Are your AI initiatives proceeding at the pace to maintain competitive advantage?
Are your AI initiatives providing measurable value?
Are you able to manage risks and compliance through an organized AI governance framework?Â
Naturally, there is increased attention towards the first two bullet points, causing a reduced focus on the third. While AI governance itself is lacking, the other critical factor that most organizations deal with is the lack of alignment between data governance and AI governance. While everyone understands that data is the lifeblood for all forms of AI, even enterprises that have implemented safe and responsible AI practices tend to have a siloed approach to data governance and AI governance, based on my experience working with Fortune 500 corporations.
Data governance
Most enterprises have implemented a data governance tool or, in some cases, multiple tools to manage data quality, data lineage, data security and data retention needs of the organization.
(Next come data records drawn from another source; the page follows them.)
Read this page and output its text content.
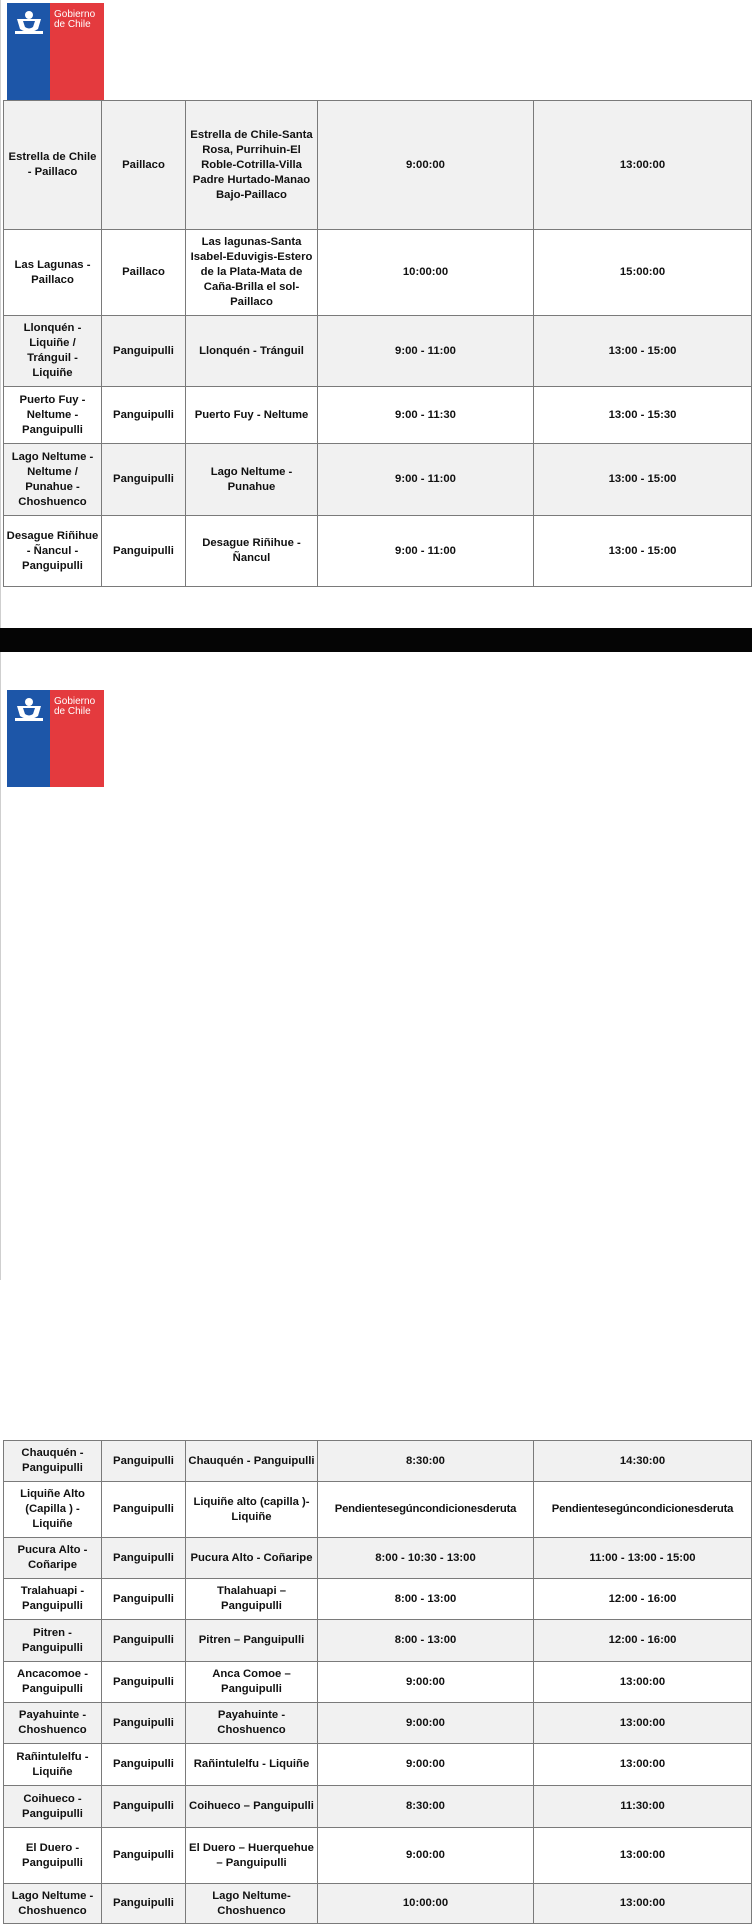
Gobierno
de Chile
Estrella de Chile - Paillaco	Paillaco	Estrella de Chile-Santa Rosa, Purrihuin-El Roble-Cotrilla-Villa Padre Hurtado-Manao Bajo-Paillaco	9:00:00	13:00:00
Las Lagunas - Paillaco	Paillaco	Las lagunas-Santa Isabel-Eduvigis-Estero de la Plata-Mata de Caña-Brilla el sol-Paillaco	10:00:00	15:00:00
Llonquén - Liquiñe / Tránguil - Liquiñe	Panguipulli	Llonquén - Tránguil	9:00 - 11:00	13:00 - 15:00
Puerto Fuy - Neltume - Panguipulli	Panguipulli	Puerto Fuy - Neltume	9:00 - 11:30	13:00 - 15:30
Lago Neltume - Neltume / Punahue - Choshuenco	Panguipulli	Lago Neltume - Punahue	9:00 - 11:00	13:00 - 15:00
Desague Riñihue - Ñancul - Panguipulli	Panguipulli	Desague Riñihue - Ñancul	9:00 - 11:00	13:00 - 15:00
Gobierno
de Chile
Chauquén - Panguipulli	Panguipulli	Chauquén - Panguipulli	8:30:00	14:30:00
Liquiñe Alto (Capilla ) - Liquiñe	Panguipulli	Liquiñe alto (capilla )-Liquiñe	Pendientesegúncondicionesderuta	Pendientesegúncondicionesderuta
Pucura Alto - Coñaripe	Panguipulli	Pucura Alto - Coñaripe	8:00 - 10:30 - 13:00	11:00 - 13:00 - 15:00
Tralahuapi - Panguipulli	Panguipulli	Thalahuapi – Panguipulli	8:00 - 13:00	12:00 - 16:00
Pitren - Panguipulli	Panguipulli	Pitren – Panguipulli	8:00 - 13:00	12:00 - 16:00
Ancacomoe - Panguipulli	Panguipulli	Anca Comoe – Panguipulli	9:00:00	13:00:00
Payahuinte - Choshuenco	Panguipulli	Payahuinte - Choshuenco	9:00:00	13:00:00
Rañintulelfu - Liquiñe	Panguipulli	Rañintulelfu - Liquiñe	9:00:00	13:00:00
Coihueco - Panguipulli	Panguipulli	Coihueco – Panguipulli	8:30:00	11:30:00
El Duero - Panguipulli	Panguipulli	El Duero – Huerquehue – Panguipulli	9:00:00	13:00:00
Lago Neltume - Choshuenco	Panguipulli	Lago Neltume- Choshuenco	10:00:00	13:00:00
However, most large enterprises suffer from the lack of a single source of truth across several domains, as they have tried to keep pace with the emerging technology solutions over the decades, from RDBMS to data warehouses to data lakes. Data proliferation inherently makes it harder to manage and govern the data. Data latency is another issue that impacts use cases that require real-time data. In their rush to jump on the AI bandwagon, organizations tend to use this current state of data that is plagued with issues and hence are unable to derive the full value of their AI investments.
AI governance
As previously noted, most organizations have yet to implement a robust AI governance framework. The ones that have implemented some form of AI governance have a centralized approach through an AI center of excellence. (AI COE). In most cases, these COEs are managed by a chief AI officer (CAIO). The CAIO tends to focus on AI governance considerations such as model governance, bias, toxicity, hallucination, jailbreaks and the like, and not so much on the underlying data, as this is managed typically by the chief data officer.